L’imputato avrebbe usato modalita’ non ortodosse nella gestione dei conti dei vari condomini e del proprio conto personale, creando una confusione tra poste riferibili ad uno o ad altro condominio, senza, tuttavia, appropriarsi di alcunche’, in quanto da una visione di insieme sarebbe emerso che egli aveva tenuto una “gestione contabile unica” ed avrebbe legalmente operato.
Tanto viene sostenuto in ricorso con riferimento ad entrambi i condomini per i quali e’ stata affermata esistente l’appropriazione indebita.
3) Con altro motivo si sostiene che la querela sporta nell’interesse del condominio di (OMISSIS) non sarebbe idonea ad esprimere la volonta’ punitiva, sicche’ dovrebbe trovare ingresso la disciplina prevista dal Decreto Legislativo 10 aprile 2018, n. 36 a proposito del dovere di informazione della persona offesa.

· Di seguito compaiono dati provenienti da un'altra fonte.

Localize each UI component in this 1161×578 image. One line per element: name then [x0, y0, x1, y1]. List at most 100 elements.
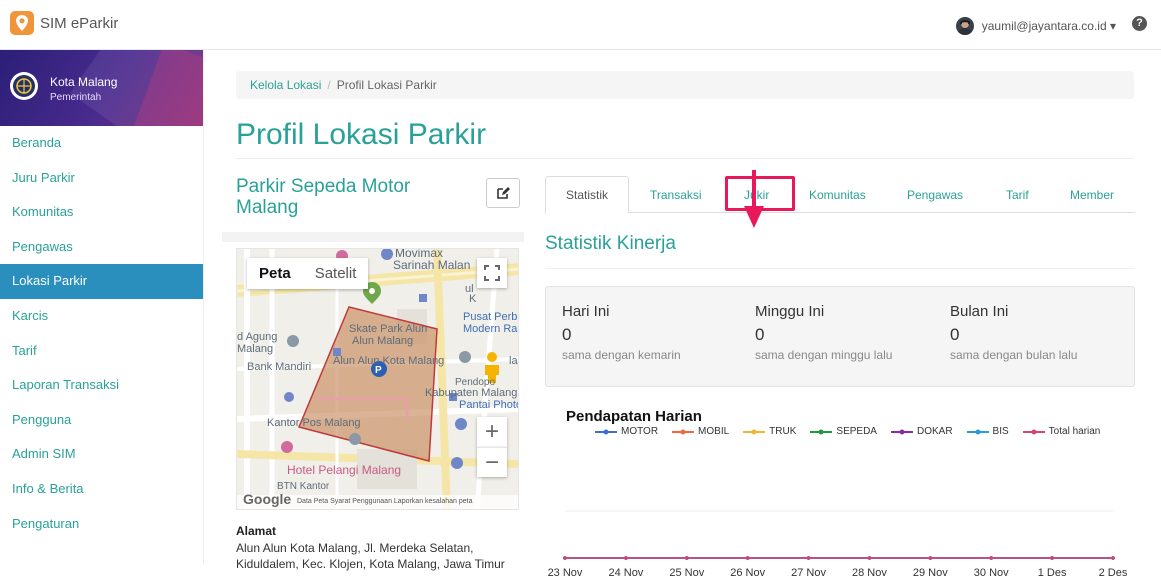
divider: [236, 158, 1134, 159]
sidebar-item-pengawas[interactable]: Pengawas: [0, 230, 203, 265]
legend-swatch: [966, 429, 989, 434]
legend-label: MOTOR: [621, 426, 659, 437]
stats-title: Statistik Kinerja: [545, 233, 676, 254]
tab-komunitas[interactable]: Komunitas: [809, 188, 866, 202]
user-menu[interactable]: yaumil@jayantara.co.id ▾: [955, 17, 1116, 35]
org-name: Kota Malang: [50, 75, 118, 89]
legend-swatch: [743, 429, 766, 434]
zoom-in-button[interactable]: +: [477, 417, 507, 447]
sidebar-item-info-berita[interactable]: Info & Berita: [0, 472, 203, 507]
tab-bar: Statistik Transaksi Jukir Komunitas Peng…: [545, 176, 1135, 214]
map-tab-peta[interactable]: Peta: [247, 258, 303, 289]
legend-swatch: [890, 429, 913, 434]
x-tick-label: 25 Nov: [669, 567, 704, 578]
city-emblem-icon: [10, 72, 38, 100]
map-tab-satelit[interactable]: Satelit: [303, 258, 369, 289]
legend-item[interactable]: Total harian: [1022, 426, 1101, 437]
x-tick-label: 26 Nov: [730, 567, 765, 578]
top-navbar: SIM eParkir yaumil@jayantara.co.id ▾ ?: [0, 0, 1161, 50]
data-point: [989, 556, 994, 560]
legend-label: DOKAR: [916, 426, 953, 437]
kpi-week: Minggu Ini 0 sama dengan minggu lalu: [755, 303, 893, 362]
tab-pengawas[interactable]: Pengawas: [907, 188, 963, 202]
daily-revenue-chart: 23 Nov 24 Nov 25 Nov 26 Nov 27 Nov 28 Nov 29 N…: [548, 510, 1128, 578]
chart-title: Pendapatan Harian: [566, 408, 702, 425]
data-point: [624, 556, 628, 560]
edit-icon: [497, 187, 510, 199]
location-name: Parkir Sepeda Motor Malang: [236, 176, 411, 218]
legend-item[interactable]: MOTOR: [595, 426, 658, 437]
chart-legend: MOTOR MOBIL TRUK SEPEDA DOKAR BIS Total harian: [595, 426, 1100, 437]
tab-member[interactable]: Member: [1070, 188, 1114, 202]
legend-item[interactable]: BIS: [966, 426, 1009, 437]
app-name: SIM eParkir: [40, 14, 119, 32]
map-type-toggle: Peta Satelit: [247, 258, 369, 289]
sidebar-item-admin-sim[interactable]: Admin SIM: [0, 437, 203, 472]
x-tick-label: 24 Nov: [608, 567, 643, 578]
tab-tarif[interactable]: Tarif: [1006, 188, 1029, 202]
legend-label: BIS: [992, 426, 1009, 437]
sidebar-nav: Beranda Juru Parkir Komunitas Pengawas L…: [0, 126, 203, 541]
sidebar-item-karcis[interactable]: Karcis: [0, 299, 203, 334]
x-tick-label: 2 Des: [1099, 567, 1128, 578]
tab-statistik[interactable]: Statistik: [545, 176, 630, 214]
data-point: [1050, 556, 1054, 560]
help-icon[interactable]: ?: [1132, 16, 1147, 31]
breadcrumb-current: Profil Lokasi Parkir: [336, 78, 437, 92]
google-logo: Google: [243, 491, 292, 507]
sidebar-item-pengguna[interactable]: Pengguna: [0, 403, 203, 438]
legend-item[interactable]: SEPEDA: [810, 426, 877, 437]
sidebar-item-laporan-transaksi[interactable]: Laporan Transaksi: [0, 368, 203, 403]
sidebar-item-pengaturan[interactable]: Pengaturan: [0, 507, 203, 542]
data-point: [806, 556, 811, 560]
legend-item[interactable]: TRUK: [743, 426, 796, 437]
edit-location-button[interactable]: [486, 178, 520, 208]
x-tick-label: 30 Nov: [974, 567, 1009, 578]
org-role: Pemerintah: [50, 92, 102, 103]
legend-label: SEPEDA: [836, 426, 877, 437]
legend-swatch: [1022, 429, 1045, 434]
zoom-out-button[interactable]: −: [477, 447, 507, 477]
avatar: [955, 17, 974, 35]
location-map[interactable]: P Peta Satelit + − Movimax Sarinah Malan…: [236, 248, 519, 510]
x-tick-label: 1 Des: [1038, 567, 1067, 578]
sidebar: Kota Malang Pemerintah Beranda Juru Park…: [0, 50, 204, 564]
brand[interactable]: SIM eParkir: [10, 11, 118, 35]
x-tick-label: 27 Nov: [791, 567, 826, 578]
tab-transaksi[interactable]: Transaksi: [650, 188, 702, 202]
data-point: [563, 556, 567, 560]
main-content: Kelola Lokasi / Profil Lokasi Parkir Profi…: [204, 50, 1161, 578]
kpi-today: Hari Ini 0 sama dengan kemarin: [562, 303, 681, 362]
org-banner: Kota Malang Pemerintah: [0, 50, 203, 126]
data-point: [745, 556, 750, 560]
x-tick-label: 23 Nov: [548, 567, 583, 578]
legend-label: Total harian: [1048, 426, 1101, 437]
data-point: [928, 556, 933, 560]
sidebar-item-komunitas[interactable]: Komunitas: [0, 195, 203, 230]
legend-label: MOBIL: [698, 426, 730, 437]
address-text: Alun Alun Kota Malang, Jl. Merdeka Selat…: [236, 541, 505, 571]
legend-label: TRUK: [769, 426, 797, 437]
breadcrumb: Kelola Lokasi / Profil Lokasi Parkir: [236, 71, 1134, 99]
sidebar-item-beranda[interactable]: Beranda: [0, 126, 203, 161]
data-point: [867, 556, 872, 560]
legend-swatch: [595, 429, 617, 434]
legend-swatch: [672, 429, 695, 434]
legend-item[interactable]: DOKAR: [890, 426, 953, 437]
sidebar-item-juru-parkir[interactable]: Juru Parkir: [0, 161, 203, 196]
kpi-panel: Hari Ini 0 sama dengan kemarin Minggu In…: [545, 286, 1135, 387]
user-email: yaumil@jayantara.co.id ▾: [981, 19, 1116, 33]
x-tick-label: 29 Nov: [913, 567, 948, 578]
legend-item[interactable]: MOBIL: [672, 426, 729, 437]
sidebar-item-lokasi-parkir[interactable]: Lokasi Parkir: [0, 264, 203, 299]
address-label: Alamat: [236, 524, 277, 538]
kpi-month: Bulan Ini 0 sama dengan bulan lalu: [950, 303, 1078, 362]
data-point: [1111, 556, 1115, 560]
breadcrumb-link-kelola-lokasi[interactable]: Kelola Lokasi: [250, 78, 321, 92]
sidebar-item-tarif[interactable]: Tarif: [0, 334, 203, 369]
fullscreen-icon[interactable]: [477, 258, 507, 288]
legend-swatch: [810, 429, 833, 434]
x-tick-label: 28 Nov: [852, 567, 887, 578]
data-point: [684, 556, 689, 560]
arrow-down-icon: [744, 170, 764, 228]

4) Con l’ultimo motivo, si sostiene che il ricorrente avrebbe agito con la “ragionevole persuasione” di aver ricevuto una autorizzazione da parte dei condominii, sicche’ si invoca l’applicazione della scriminante di cui all’articolo 50 c.p..
CONSIDERATO IN DIRITTO
Il ricorso e’ manifestamente infondato.
1. Quanto al primo motivo, occorre precisare che il Tribunale aveva gia’ dichiarato la prescrizione delle condotte illecite antecedenti al (OMISSIS).
La Corte di appello, a fg. 3 della sentenza impugnata, ha fatto decorrere il termine di prescrizione dal momento della cessazione della carica, aderendo correttamente alla giurisprudenza di legittimita’ secondo cui, il delitto di appropriazione indebita e’ reato istantaneo che si consuma con la prima condotta appropriativa, e cioe’ nel momento in cui l’agente compia un atto di dominio sulla cosa con la volonta’ espressa o implicita di tenere questa come propria. (Nella specie, la Corte ha ritenuto consumato il delitto di appropriazione indebita delle somme relative al condominio, introitate a seguito di rendiconti, da parte di colui che ne era stato amministratore, all’atto della cessazione della carica, momento in cui, in mancanza di restituzione dell’importo delle somme ricevute nel corso della gestione, si verifica con certezza l’interversione del possesso) (Sez. 2, Sentenza n. 40870 del 20/06/2017, Narducci, Rv. 271199. Massime precedenti Vedi: N. 41462 del 2010 Rv. 248928, N. 29451 del 2013 Rv. 257232, N. 16702 del 2014 Rv. 261731, N. 17901 del 2014 Rv. 259715, N. 6617 del 2016 Rv. 269224, N. 25282 del 2016 Rv. 267072, N. 24957 del 2017 Rv. 270092).
Il Collegio intende ribadire tale orientamento, che rende manifestamente infondato il rilievo con il quale si richiamano le regole in tema di prescrizione nel reato continuato, posto che il reato e’ stato portato a consumazione solo con la interversione del possesso intervenuta con la cessazione della carica di amministratore da parte del ricorrente ed indipendentemente dalla dispersione dei beni in data antecedente, potendo l’imputato, fino al momento della cessazione della carica, reintegrare il condominio delle somme di danaro disperse, trattandosi di bene per sua natura fungibile.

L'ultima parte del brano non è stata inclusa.